Bridging the Palmetto Bay 87th Avenue Divide

Who knew that a potential bridge could polarize a community in so many ways? On January 25, Miami-Dade County’s Transportation Planning Organization voted unanimously to kill a bridge that would have extended Galloway Road (87th Avenue) from SW 164th Street to 163rd Terrace over a canal. The County had originally told Palmetto Bay it planned to build the $1.9 million bridge in an effort to reduce traffic elsewhere in the Village.


Over the past year, as the potential bridge was discussed, debate broke out among residents. Residents south of the canal mostly were in favor, since Waze and other traffic apps were guiding drivers onto their tertiary streets. Those north of the canal opposed it because it would bring traffic to their relatively quiet streets. Other dividing lines included political affiliation. To many, it felt like the County was forcing the bridge on Palmetto Bay even though the Village Council had united to oppose it. The bridge also rubbed people with differing opinion about the pending public transportation changes on the Transitway the wrong way.


There’s no doubt that Dade County traffic has exploded over recent years and people patience is running thin. As a Realtor, I can confidently say that a high percentage of people who put their homes up for sale in Palmetto Bay are leaving citing traffic as their #1 reason.


The County held several public meetings to present their plan and collect input from citizens. On August 30th, nearly 350 people showed up at the Palmetto Golf Course to mostly oppose it. Throughout, the County projected saving as much as 40% on commute times through the area, but just recently admitted they had ignored the potential effect of apps such as Waze. Some government officials called it “the bridge to nowhere” because if completed it would have taken cars no further than 22 blocks further north where 87th Avenue dead-ends.

It was Palmetto Bay resident Jodi Atkison who seemed to put things in historical perspective. “The original idea of bridging 87th Avenue was first put into the Master Plan for the area 40 years ago,” explained Atkinson. “Since then, we have had an explosion in population that they could never have anticipated and smartphone apps like Waze.
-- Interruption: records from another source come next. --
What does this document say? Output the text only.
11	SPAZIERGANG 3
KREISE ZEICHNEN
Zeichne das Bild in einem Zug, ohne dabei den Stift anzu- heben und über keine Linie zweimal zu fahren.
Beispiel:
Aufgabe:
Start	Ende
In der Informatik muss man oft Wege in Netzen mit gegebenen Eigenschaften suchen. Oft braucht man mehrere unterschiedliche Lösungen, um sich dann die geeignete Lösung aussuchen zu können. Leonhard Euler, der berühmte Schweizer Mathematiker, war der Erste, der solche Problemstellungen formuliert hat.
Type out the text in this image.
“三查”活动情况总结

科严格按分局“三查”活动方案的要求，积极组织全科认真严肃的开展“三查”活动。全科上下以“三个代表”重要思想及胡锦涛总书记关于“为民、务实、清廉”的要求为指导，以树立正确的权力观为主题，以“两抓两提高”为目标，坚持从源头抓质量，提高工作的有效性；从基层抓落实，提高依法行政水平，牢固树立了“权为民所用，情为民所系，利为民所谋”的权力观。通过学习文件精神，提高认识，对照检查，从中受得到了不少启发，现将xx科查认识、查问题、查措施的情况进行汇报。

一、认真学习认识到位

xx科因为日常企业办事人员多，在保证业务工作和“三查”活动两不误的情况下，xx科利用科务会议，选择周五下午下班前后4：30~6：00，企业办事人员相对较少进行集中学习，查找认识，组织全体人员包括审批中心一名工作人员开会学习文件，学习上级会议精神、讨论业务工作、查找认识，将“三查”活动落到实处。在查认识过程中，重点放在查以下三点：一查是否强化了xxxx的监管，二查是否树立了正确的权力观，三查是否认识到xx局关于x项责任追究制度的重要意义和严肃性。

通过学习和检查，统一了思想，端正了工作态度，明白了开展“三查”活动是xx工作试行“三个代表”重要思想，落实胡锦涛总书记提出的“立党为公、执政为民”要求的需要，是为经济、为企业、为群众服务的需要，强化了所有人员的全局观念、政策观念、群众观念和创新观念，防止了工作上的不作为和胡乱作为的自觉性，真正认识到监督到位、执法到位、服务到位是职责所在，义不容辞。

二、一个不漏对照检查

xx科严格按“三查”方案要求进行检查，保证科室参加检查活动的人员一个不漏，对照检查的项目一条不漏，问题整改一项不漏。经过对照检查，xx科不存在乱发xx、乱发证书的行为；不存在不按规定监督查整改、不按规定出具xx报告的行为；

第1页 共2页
A 40-year old plan is just plain outdated.”


So now the bridge is dead. Mayor Eugene Flinn said “Councilman Singer and I, along with the remainder of the Council, continue to work together on this issue of village-wide importance and we are working for the best solutions for all. My goal is to have cut through traffic on a viable transit way and to restore all our neighborhoods, north and south, to neighborhoods rather than cut-through roads.”

County Commissioner Daniella Levine Cava who championed against the bridge is now focused on more germane solutions. “In the end, the project would have destroyed more neighborhoods and ultimately just spread the problem,” she said. “The [Department of Transportation] is trying to fix the symptom and not the disease of too many people driving alone in their cars.”


"I'm so relieved this has been stopped. My home is my life and my neighborhood is so precious to me. We joined together and preserved peace and that's how everything is supposed to work in democracy," said north of the canal resident Ineska Stojsic.

It is thought that much of the traffic in Palmetto Bay is created by explosive growth of communities to the south trying to get downtown for work while trying to avoid the US-1 gridlock. Cutler Bay Mayor Peggy Bell, who was in favor of the project, continued to advocate for more people using bicycles and public transportation. "It is what it is, we lick our wounds and we go home and we do everything we can to get everyone on the rail which is what we advocate and we certainly agree 100 percent on that," Bell said.

Councilman David Singer added, “I think the Village needs to work expeditiously with those residents that are suffering with the overwhelming issues of traffic. We can’t use a one size fits all promise.” To that end, he points out a new $100,000 traffic study from Marlin Engineering is expected within the next 30 days. The Village is hoping that the solutions detailed in the report will be presented to Miami-Dade County so they can work cooperatively towards traffic relief.